E le cicogne di cui mia figlia Luna auspica l’invasione? Mentre ascolto le mie due esperte comprendo che la situazione è ben diversa e più complessa. Le cicogne non sono generaliste ed opportuniste, non si affiancheranno agli ardeidi nella predazione del gambero killer, un adattamento che, oltre a favorire gli aironi, aiuta a mantenere un equilibrio biologico in aree turbate proprio dalla colonizzazione di questo crostaceo esotico.

“La sopravvivenza della cicogna non è legata all’espansione delle aree umide avvenuta negli ultimi decenni, fattore che favorisce gli aironi” – mi dice Serena – “e la rotta di migrazione sulla nostra penisola non è la preferenziale, né quella più sicura. Prima della legge sulla caccia le cicogne venivano abbattute e recenti fatti di cronaca non invitano certo la cicogna a percorrere l’autostrada italiana durante le migrazioni”. Mi vengono in mente giusto i casi di abbattimento di un’aquila e di alcuni ibis avvenuti proprio in Toscana.

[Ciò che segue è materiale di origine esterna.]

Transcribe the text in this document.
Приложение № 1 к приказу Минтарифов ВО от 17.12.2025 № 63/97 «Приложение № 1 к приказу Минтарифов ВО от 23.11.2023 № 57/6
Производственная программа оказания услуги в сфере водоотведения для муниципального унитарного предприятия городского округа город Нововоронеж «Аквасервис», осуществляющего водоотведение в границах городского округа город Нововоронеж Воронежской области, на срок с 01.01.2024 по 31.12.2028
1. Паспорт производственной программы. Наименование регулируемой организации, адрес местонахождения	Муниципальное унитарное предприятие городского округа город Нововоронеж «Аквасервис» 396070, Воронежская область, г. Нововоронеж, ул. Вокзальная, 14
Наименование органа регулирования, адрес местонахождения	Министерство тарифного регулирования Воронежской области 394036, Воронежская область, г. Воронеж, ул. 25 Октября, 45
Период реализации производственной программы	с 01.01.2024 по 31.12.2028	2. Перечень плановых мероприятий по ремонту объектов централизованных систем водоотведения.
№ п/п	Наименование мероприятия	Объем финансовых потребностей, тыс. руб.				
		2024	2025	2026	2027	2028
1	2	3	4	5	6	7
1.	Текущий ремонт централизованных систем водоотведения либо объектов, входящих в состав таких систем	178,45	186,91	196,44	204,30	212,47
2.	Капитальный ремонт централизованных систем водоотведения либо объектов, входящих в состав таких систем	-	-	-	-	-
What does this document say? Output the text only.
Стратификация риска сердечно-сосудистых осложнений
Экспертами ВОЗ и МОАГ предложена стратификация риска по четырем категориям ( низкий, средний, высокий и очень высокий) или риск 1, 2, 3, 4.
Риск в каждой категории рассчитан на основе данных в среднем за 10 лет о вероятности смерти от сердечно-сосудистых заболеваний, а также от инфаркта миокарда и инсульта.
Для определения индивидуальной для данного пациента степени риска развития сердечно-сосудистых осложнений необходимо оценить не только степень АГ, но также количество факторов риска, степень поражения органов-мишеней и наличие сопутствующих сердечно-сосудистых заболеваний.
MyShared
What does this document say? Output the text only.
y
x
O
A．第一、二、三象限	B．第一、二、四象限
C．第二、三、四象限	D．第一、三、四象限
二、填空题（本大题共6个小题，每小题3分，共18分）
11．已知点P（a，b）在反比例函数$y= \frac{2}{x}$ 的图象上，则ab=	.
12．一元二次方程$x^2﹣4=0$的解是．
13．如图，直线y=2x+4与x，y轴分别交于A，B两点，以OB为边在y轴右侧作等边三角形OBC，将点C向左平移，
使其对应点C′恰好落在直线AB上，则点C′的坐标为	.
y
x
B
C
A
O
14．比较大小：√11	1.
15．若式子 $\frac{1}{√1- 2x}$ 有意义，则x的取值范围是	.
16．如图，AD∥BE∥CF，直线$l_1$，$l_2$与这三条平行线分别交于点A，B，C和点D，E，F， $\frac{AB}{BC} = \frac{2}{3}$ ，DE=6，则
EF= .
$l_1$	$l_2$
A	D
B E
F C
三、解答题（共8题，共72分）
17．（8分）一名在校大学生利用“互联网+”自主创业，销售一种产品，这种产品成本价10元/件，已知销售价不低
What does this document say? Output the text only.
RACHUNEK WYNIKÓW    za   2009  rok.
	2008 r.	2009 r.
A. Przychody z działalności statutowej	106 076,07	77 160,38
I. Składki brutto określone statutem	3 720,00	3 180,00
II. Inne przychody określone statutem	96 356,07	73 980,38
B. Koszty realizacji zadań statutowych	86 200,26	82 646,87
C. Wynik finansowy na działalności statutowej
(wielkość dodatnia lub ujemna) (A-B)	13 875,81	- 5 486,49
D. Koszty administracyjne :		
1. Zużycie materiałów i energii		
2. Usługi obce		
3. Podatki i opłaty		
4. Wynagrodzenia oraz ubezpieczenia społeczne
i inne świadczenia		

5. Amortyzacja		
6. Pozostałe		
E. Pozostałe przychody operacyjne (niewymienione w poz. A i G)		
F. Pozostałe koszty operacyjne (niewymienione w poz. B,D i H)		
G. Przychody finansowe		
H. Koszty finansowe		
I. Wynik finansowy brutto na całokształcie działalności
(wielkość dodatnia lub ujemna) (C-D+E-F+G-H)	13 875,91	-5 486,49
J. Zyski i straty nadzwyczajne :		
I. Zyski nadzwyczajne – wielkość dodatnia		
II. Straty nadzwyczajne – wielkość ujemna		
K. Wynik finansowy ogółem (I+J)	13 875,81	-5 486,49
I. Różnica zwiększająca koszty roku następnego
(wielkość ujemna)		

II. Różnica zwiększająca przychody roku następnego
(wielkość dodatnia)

“In questi casi sono fondamentali i progetti di reintroduzione”, incalza Arianna. “Questi progetti hanno permesso negli ultimi anni anche in Toscana la nidificazione di alcune coppie, come accade a Fucecchio, a Cascina e a Porcari. Le cicogne allevate sono tornate intorno al luogo dove sono nate e hanno costruito il loro nido, talvolta accoppiandosi con successo con individui selvatici e i loro figli probabilmente torneranno negli anni a venire a nidificare nello stesso luogo”, conclude.

Ormai ho capito abbastanza: vedere i nidi di cicogna su comignoli e campanili non sarà facile. Non lo sarà perché dipende da questi importanti progetti che in anni di (cieca) spending review potranno non essere una priorità. Non lo sarà perché non basta un generalizzato miglioramento delle condizioni ambientali ma ci vuole un qualcosa in più che non è nemmeno facile definire. Stasera lo spiegherò a Luna ma sono sicuro che noi fantasticheremo di una Toscana invasa da maestose cicogne. Lo faremo convinti che qualche adulto da grande cercherà di realizzare i sogni di quando era bambino… e io ho una gran fiducia nei bambini che sognano le cicogne!